Affiliated Computer Services, Inc. (NYSE: ACS) and Xerox Corporation (NYSE: XRX) announced on September 28, 2009 a definitive agreement for Xerox Corp to acquire Affiliated Computer Services, Inc in a cash and stock transaction valued at $63.11 per share or $6.4 billion as of the closing price of Xerox stock on Sept. 25, 2009. Under the terms of the agreement, ACS shareholders will receive a total of $18.60 per share in cash plus 4.935 Xerox shares for each ACS share they own. According to Affiliated Computer Services the transaction has been approved by the Xerox and ACS boards of directors and ACS special committee.

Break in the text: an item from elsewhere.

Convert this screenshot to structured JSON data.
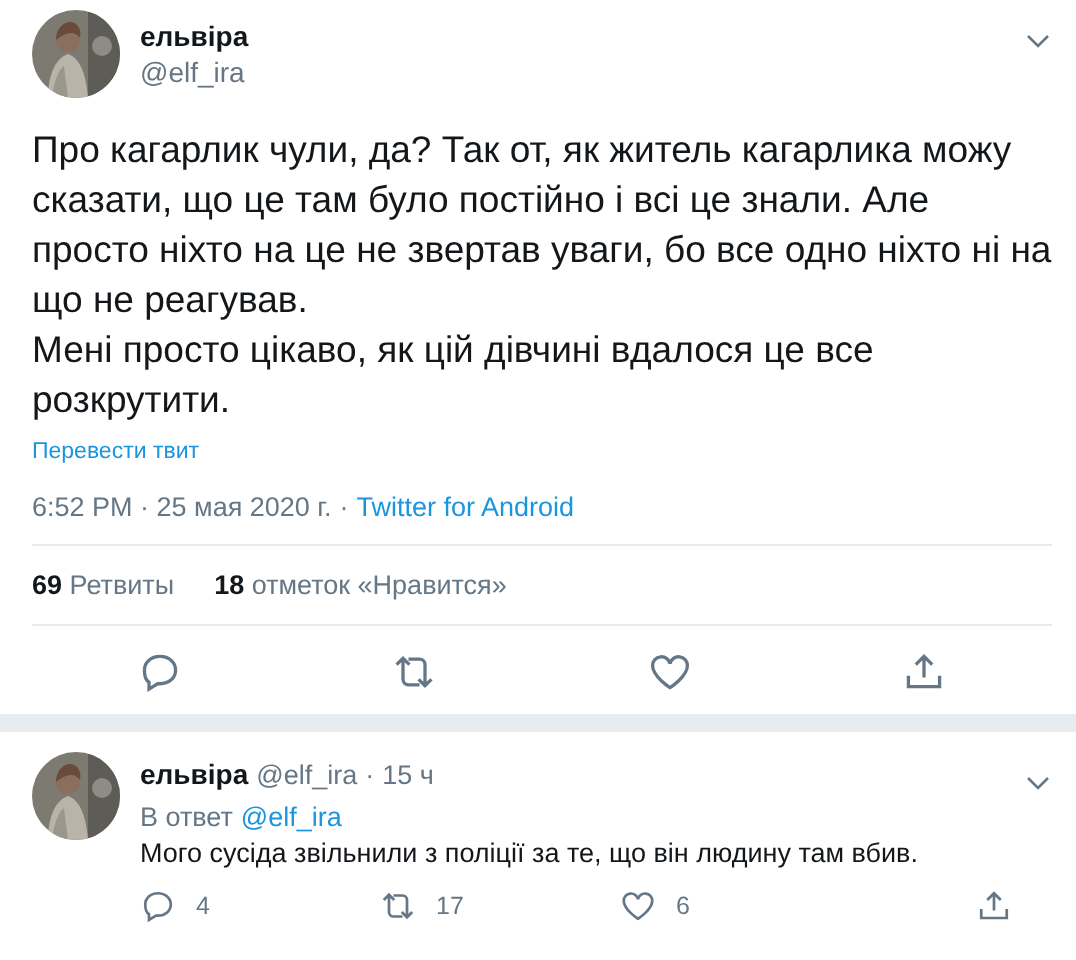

According to a previous investigation by a law firm “the transaction appears to be unfair” to current investors of Affiliated Computer Services, Inc. (NYSE: ACS) because the “offer to purchase Affiliated Computer Services, Inc. appears opportunistically timed to take advantage of the current economic downturn”. The investigation “concerns whether the consideration to be paid to ACS shareholders is grossly unfair, inadequate, and substantially below the fair or inherent value of ACS” and “whether the directors of ACS, including any special committee members, may have breached their fiduciary duties by not acting in ACS shareholders' best interests in connection with the sale process of ACS”. Another investigation even calls the deal “suspicious because it appears from a review of the Company's financial statements that the inherent value of the Company's stock is greater than $56.60 per share and also because the Company has entered into an agreement that dissuades any other company from making a better offer than Xerox.”

Affiliated Computer Services, Inc., located in Dallas, Texas, is a provider of business process outsourcing and information technology services to commercial and government clients. The Company operates in two segments: commercial and government. The Company services its clients through long-term contracts. Affiliated Computer Services, Inc reported in 2007 Total Revenue of $6.16055billion with a Net Income of $329.01million and in 2008 Total Revenue of $6.52316billion with a Net Income of$349.94million. Shares of Affiliated Computer Services, Inc. (NYSE:ACS) traded at $54.24 per share after the announcement and at about $48 per share shortly before the announcement. Affiliated Computer Services, Inc shares (NYSE:ACS) were down from a 52weekHigh of $55.84 per share, almost $60 per share in 2008, and over $60 per share in 2007.